Transportation Security Administration (TSA) officers are among the hundreds of thousands of federal workers who are required to work without pay during this partial government shutdown.
But as the shutdown enters its 14th day, the workers are starting to take a stand — by calling in sick.
According to CNN, the numbers are starting to grow: As many as 170 TSA employees at John F. Kennedy Airport in New York called in each day this past week; at Dallas-Fort Worth International Airport, call-ins have increased by 200 to 300 percent; at North Carolina airports, they have increased by 10 percent.

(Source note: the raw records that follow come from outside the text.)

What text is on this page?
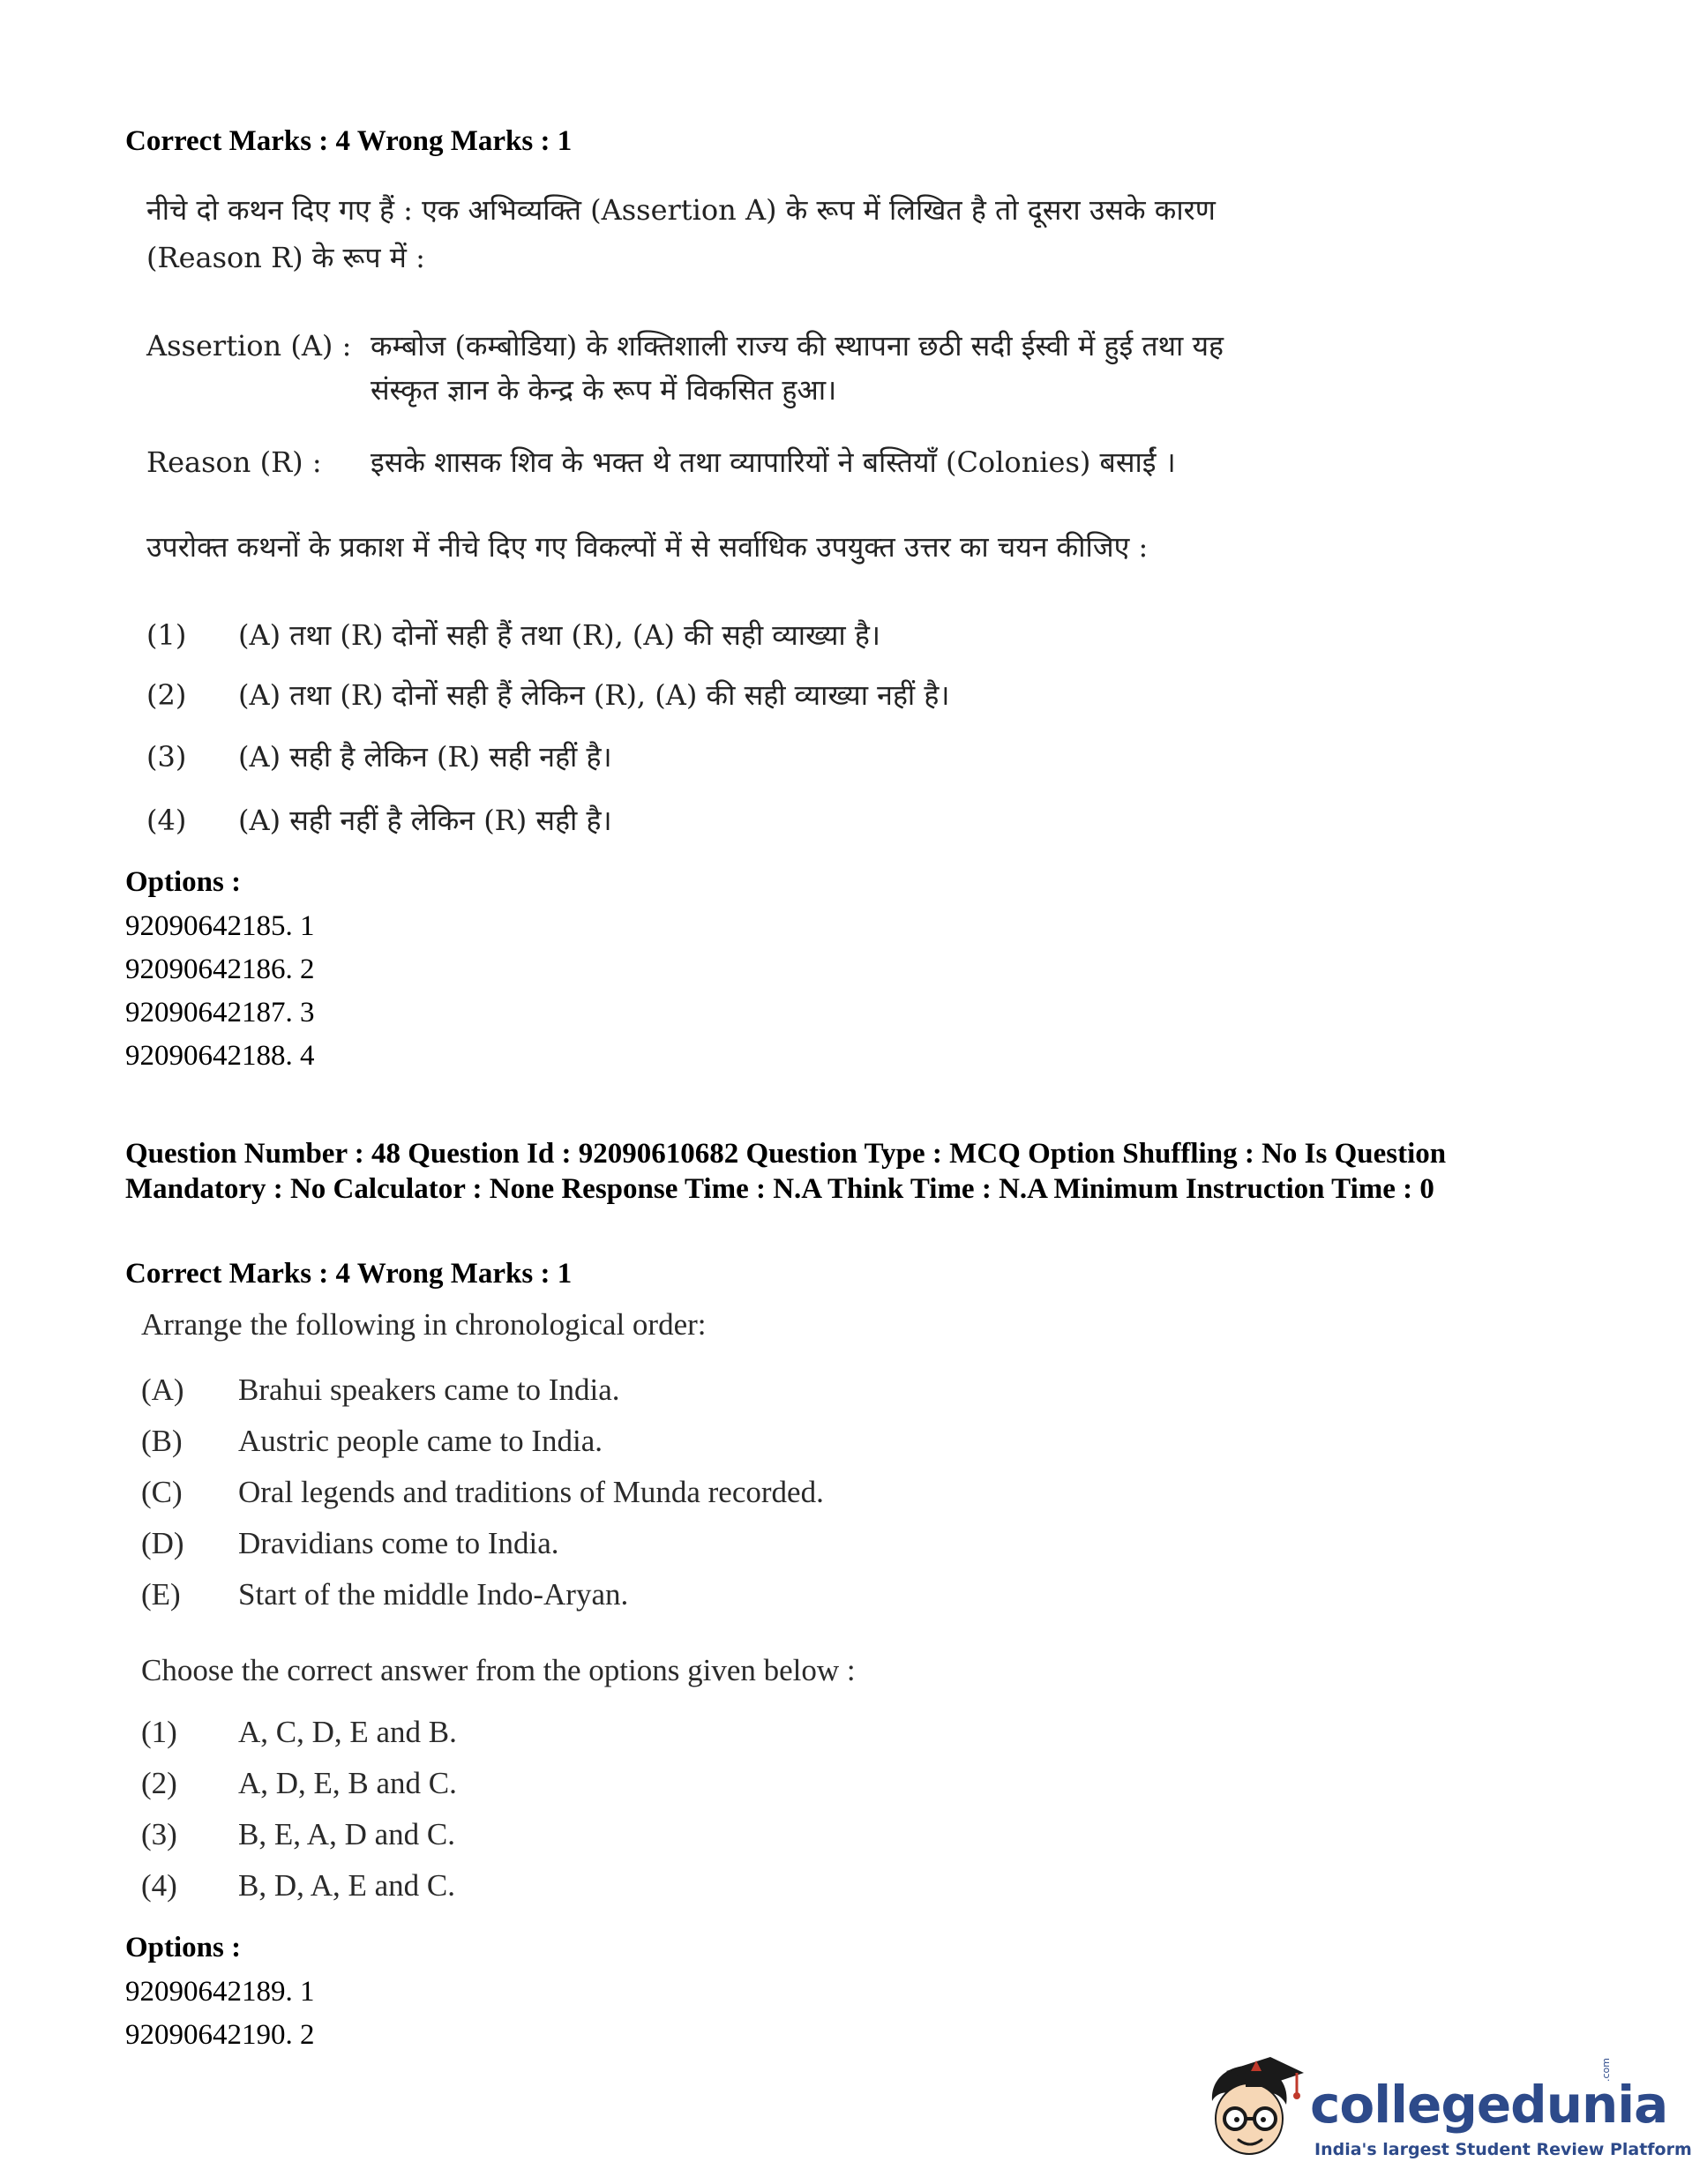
Correct Marks : 4 Wrong Marks : 1
नीचे दो कथन दिए गए हैं : एक अभिव्यक्ति (Assertion A) के रूप में लिखित है तो दूसरा उसके कारण
(Reason R) के रूप में :
Assertion (A) : कम्बोज (कम्बोडिया) के शक्तिशाली राज्य की स्थापना छठी सदी ईस्वी में हुई तथा यह
संस्कृत ज्ञान के केन्द्र के रूप में विकसित हुआ।
Reason (R) : इसके शासक शिव के भक्त थे तथा व्यापारियों ने बस्तियाँ (Colonies) बसाईं ।
उपरोक्त कथनों के प्रकाश में नीचे दिए गए विकल्पों में से सर्वाधिक उपयुक्त उत्तर का चयन कीजिए :
(1) (A) तथा (R) दोनों सही हैं तथा (R), (A) की सही व्याख्या है।
(2) (A) तथा (R) दोनों सही हैं लेकिन (R), (A) की सही व्याख्या नहीं है।
(3) (A) सही है लेकिन (R) सही नहीं है।
(4) (A) सही नहीं है लेकिन (R) सही है।
Options :
92090642185. 1
92090642186. 2
92090642187. 3
92090642188. 4
Question Number : 48 Question Id : 92090610682 Question Type : MCQ Option Shuffling : No Is Question Mandatory : No Calculator : None Response Time : N.A Think Time : N.A Minimum Instruction Time : 0
Correct Marks : 4 Wrong Marks : 1
Arrange the following in chronological order:
(A) Brahui speakers came to India.
(B) Austric people came to India.
(C) Oral legends and traditions of Munda recorded.
(D) Dravidians come to India.
(E) Start of the middle Indo-Aryan.
Choose the correct answer from the options given below :
(1) A, C, D, E and B.
(2) A, D, E, B and C.
(3) B, E, A, D and C.
(4) B, D, A, E and C.
Options :
92090642189. 1
92090642190. 2
collegedunia
.com
India's largest Student Review Platform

“This will definitely affect the flying public who we (are) sworn to protect,” Hydrick Thomas, president of the national TSA employee union, told CNN.
Union officials stressed that this is not a mass organized action, but rather a collection of individual responses to the financial inconvenience of working without pay checks. Some workers, yes, are calling in sick in protest.
However, others are doing it for more practical reasons: Even though it is likely they will receive back pay once the government officially re-opens, many TSA employees live paycheck-to-paycheck, and are calling in sick because they can’t afford child care right now, or because they need to pick up other jobs to help make ends meet until their TSA paychecks resume.
The situation is expected to get worse as the pay-less days continue.
“This problem of call-outs is really going to explode over the next week or two when employees miss their first paycheck,” a union official at DFW told CNN. “TSA officers are telling the union they will find another way to make money. That means calling out to work other jobs.”
Unfortunately, there seems to be no end to the government shutdown in sight.